Hax: I’ve received many versions of this question and I think it’s one of the hardest to answer, and here’s why. If you are cutting a parent, you have to look to the future and recognize that this child of yours may cut you off when you do something wrong if you’re not giving them some kind of nuanced understanding of when it’s important to work on things. and when it’s important to protect yourself and cut the tie.

Trying to explain it to a child in childish terms is almost asking too much. So I think you end up with, “This is an unfortunate situation and we can’t see them right now. And I know we love your cousins ​​and I know they love you,” and you kind of treat it like an unfortunate fluke of circumstances.
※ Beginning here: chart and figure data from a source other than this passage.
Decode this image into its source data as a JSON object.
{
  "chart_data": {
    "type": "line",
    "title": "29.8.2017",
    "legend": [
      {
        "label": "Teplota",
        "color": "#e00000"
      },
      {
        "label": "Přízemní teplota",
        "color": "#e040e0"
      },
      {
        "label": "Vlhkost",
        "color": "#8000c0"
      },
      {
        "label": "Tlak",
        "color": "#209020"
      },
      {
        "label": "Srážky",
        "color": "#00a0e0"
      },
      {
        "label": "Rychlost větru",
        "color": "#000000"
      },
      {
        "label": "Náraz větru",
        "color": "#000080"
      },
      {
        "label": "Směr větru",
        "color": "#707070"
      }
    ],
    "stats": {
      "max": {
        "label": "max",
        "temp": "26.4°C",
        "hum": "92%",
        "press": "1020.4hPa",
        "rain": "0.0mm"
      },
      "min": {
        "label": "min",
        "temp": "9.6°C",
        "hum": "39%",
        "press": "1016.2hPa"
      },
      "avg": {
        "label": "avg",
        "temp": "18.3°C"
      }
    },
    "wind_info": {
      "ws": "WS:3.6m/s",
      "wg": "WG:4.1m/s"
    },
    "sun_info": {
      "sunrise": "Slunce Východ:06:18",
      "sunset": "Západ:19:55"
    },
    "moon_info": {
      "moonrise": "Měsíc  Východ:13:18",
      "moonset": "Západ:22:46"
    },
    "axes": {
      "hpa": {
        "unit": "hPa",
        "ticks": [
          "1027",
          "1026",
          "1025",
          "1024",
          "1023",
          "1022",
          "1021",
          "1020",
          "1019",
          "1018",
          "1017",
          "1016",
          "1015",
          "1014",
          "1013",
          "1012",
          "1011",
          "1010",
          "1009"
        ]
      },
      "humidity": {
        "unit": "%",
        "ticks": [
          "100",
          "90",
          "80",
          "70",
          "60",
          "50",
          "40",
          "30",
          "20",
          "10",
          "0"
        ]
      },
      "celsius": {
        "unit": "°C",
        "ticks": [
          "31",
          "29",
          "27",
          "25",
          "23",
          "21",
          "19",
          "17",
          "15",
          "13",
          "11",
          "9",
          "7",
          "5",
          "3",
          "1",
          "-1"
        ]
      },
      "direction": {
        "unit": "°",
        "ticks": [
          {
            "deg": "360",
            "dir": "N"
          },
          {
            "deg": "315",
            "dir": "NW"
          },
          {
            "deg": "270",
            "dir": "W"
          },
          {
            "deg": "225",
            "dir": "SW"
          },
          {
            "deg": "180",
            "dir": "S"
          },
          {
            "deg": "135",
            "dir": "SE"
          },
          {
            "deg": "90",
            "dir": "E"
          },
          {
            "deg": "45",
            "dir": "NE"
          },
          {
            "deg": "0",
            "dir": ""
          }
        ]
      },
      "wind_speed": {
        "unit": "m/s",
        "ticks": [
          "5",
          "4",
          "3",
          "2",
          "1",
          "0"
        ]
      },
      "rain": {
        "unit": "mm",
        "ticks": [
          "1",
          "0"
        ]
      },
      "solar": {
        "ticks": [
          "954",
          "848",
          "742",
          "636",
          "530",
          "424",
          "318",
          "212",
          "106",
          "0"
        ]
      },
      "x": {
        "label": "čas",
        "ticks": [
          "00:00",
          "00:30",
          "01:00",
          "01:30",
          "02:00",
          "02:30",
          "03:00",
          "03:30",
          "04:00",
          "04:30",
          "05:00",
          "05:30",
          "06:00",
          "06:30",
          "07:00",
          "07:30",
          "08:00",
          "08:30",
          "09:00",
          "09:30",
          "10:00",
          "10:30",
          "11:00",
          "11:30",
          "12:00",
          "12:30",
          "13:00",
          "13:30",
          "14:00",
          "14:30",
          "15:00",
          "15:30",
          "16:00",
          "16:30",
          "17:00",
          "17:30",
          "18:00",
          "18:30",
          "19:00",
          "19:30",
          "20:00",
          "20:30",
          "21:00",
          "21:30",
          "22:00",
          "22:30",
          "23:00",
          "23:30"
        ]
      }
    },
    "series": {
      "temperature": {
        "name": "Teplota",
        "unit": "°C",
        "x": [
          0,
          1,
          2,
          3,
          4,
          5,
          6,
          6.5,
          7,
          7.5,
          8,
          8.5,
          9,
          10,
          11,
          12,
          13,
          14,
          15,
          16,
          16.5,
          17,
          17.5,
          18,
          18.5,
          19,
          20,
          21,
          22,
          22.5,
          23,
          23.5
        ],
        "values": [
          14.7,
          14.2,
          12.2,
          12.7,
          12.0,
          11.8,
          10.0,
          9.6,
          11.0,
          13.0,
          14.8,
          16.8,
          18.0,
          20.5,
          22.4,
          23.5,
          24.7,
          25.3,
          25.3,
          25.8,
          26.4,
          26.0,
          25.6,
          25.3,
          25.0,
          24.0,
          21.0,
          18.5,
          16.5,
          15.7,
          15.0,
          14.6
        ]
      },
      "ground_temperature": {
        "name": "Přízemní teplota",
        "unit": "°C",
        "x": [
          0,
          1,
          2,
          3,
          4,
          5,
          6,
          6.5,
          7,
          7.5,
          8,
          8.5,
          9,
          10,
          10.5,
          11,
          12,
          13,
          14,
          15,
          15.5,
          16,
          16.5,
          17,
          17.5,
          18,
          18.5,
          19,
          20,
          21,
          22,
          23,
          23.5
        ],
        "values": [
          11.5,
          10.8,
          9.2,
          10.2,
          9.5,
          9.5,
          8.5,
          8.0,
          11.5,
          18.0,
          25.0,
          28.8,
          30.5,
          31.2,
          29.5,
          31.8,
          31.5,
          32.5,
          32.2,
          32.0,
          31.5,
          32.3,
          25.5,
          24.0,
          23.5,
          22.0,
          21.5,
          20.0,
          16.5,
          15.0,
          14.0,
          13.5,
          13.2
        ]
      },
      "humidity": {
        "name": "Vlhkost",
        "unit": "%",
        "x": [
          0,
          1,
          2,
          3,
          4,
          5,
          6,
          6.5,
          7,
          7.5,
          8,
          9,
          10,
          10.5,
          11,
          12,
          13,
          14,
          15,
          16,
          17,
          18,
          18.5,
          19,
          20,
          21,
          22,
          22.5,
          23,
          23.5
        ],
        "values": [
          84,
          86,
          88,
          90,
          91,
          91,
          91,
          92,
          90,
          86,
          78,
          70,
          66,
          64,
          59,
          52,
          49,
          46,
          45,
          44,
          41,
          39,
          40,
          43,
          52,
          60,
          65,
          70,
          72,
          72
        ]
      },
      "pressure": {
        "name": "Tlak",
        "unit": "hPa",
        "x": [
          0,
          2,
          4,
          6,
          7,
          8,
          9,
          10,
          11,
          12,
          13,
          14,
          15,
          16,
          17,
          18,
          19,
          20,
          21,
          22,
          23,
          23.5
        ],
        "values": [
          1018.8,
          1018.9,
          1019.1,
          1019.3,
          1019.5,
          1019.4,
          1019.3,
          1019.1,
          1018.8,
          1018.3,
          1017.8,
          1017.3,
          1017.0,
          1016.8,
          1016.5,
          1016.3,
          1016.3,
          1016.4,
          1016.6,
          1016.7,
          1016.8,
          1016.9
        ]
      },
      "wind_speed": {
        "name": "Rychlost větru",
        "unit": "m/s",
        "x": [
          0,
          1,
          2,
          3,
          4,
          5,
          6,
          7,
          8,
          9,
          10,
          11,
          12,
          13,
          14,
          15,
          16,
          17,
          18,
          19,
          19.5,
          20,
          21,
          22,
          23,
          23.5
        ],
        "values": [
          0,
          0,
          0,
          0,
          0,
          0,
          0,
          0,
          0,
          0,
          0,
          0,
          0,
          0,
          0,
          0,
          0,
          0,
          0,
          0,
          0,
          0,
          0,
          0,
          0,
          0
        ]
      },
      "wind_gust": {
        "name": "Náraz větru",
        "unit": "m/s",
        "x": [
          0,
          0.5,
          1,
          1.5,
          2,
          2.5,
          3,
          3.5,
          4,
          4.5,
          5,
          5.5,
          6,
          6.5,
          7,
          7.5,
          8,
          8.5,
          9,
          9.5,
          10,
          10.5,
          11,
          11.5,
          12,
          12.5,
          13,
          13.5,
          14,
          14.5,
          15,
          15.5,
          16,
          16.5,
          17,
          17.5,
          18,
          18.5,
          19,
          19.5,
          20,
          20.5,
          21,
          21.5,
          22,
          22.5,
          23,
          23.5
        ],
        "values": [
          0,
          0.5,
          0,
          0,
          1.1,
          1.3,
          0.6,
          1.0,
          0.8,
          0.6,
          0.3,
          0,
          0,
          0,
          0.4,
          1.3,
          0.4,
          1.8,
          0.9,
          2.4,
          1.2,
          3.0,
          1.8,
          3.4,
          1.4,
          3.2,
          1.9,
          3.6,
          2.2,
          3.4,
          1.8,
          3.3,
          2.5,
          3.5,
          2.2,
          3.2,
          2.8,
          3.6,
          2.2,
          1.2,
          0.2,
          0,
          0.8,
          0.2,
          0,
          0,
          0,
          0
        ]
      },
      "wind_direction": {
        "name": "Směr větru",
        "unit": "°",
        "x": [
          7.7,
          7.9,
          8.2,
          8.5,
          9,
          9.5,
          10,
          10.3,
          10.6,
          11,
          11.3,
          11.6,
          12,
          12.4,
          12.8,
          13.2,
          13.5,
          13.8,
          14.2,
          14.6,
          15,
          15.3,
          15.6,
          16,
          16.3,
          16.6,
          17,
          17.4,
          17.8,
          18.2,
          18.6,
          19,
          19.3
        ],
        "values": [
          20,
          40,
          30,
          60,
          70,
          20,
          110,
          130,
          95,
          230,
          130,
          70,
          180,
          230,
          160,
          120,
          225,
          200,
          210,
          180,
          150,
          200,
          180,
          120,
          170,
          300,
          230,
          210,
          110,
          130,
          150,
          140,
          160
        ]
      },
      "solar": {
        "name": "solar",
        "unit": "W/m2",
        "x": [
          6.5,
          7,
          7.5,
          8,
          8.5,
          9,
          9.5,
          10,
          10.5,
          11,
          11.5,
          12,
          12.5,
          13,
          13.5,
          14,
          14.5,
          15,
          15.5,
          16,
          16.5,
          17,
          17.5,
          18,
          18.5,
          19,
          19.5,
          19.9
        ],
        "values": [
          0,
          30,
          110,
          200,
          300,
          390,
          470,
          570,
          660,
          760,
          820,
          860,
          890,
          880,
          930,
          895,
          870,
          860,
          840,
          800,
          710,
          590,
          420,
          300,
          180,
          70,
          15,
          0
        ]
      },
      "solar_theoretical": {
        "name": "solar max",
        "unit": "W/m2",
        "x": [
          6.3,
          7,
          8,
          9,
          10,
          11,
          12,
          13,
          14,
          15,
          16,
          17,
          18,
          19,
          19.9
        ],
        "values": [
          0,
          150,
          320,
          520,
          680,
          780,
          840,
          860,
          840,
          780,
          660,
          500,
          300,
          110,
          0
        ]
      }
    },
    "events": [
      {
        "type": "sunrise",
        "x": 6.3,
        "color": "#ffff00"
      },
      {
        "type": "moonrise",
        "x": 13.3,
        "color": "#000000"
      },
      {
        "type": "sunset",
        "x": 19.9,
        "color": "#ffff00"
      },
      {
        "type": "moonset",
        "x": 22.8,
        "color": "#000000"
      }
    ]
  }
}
If you don’t burden them with their own prejudices, they can look for each other when they are out in the world.

Powers: The question many people struggle with is, should I tell my son why I think their aunt did some really bad things that I don’t agree with and that’s why we don’t talk? Should they keep it a secret and then let it just be a mystery for that kid’s entire childhood?

Hax: I don’t think secrecy and mystery equip your kids to handle things, because the minute you deny people information, they’re going to be looking for it. And they will, anyway. There is the point of inevitability in all of this. But I think if you stick with the truth and what you’ve done with the truth, I generally think it’s okay. So the truth is that the brothers are not getting along, the two families are not getting along, and that’s very unfortunate, and I wish it were different, but we won’t see them like we used to. And it’s a basic fact. Don’t throw anyone under any bus.

Powers: Okay, now we have one final question: “So, over two decades ago, I was widowed. When I wanted to remarry the new love of my life – or perhaps the longtime love of my life – my kids asked me not to. I did anyway. But I recently found out how unhappy one of my children was with my decision to go through with this marriage. I Love My Wife. She has been a rock by my side and it pains me that my son doesn’t see how important she is to me and our family. What do I do now?”

Hax: Live with it. You can’t pressure people to change their minds about how they feel, and the more you do, the more entrenched they will become. The father in this situation has to admit that he read it wrong and it cost him the relationship. And that goes back to the original answer that we were talking about, where you just own your part of it to yourself, to your own conscience. Say, “You know what? I read this wrong, and I’m really sorry.

You can go on for days about how “this was my life to live. I have to make my own choice. I’m not going to decide who my life partner will be based on my traumatized son. You can say all those things, and they’ll all be true, but there’s also an emotional truth, and the emotional truth is that this is going to be a sore spot for this kid.

Powers: Do you hear people go through situations like this?

Hax: I can’t think of one that’s directly analogous, but definitely the general idea of ​​someone setting up a condition that’s so cumbersome and complicated. And here’s the thing: if the children were writing to me, saying that they want to establish this condition, I would tell them no, don’t do it. Don’t prepare yourself for that kind of disappointment. Don’t depend on your emotional health on your father’s choices. Your emotional health is up to you, and the minute you put it in someone else’s hands, you’re asking for a lifetime of complications.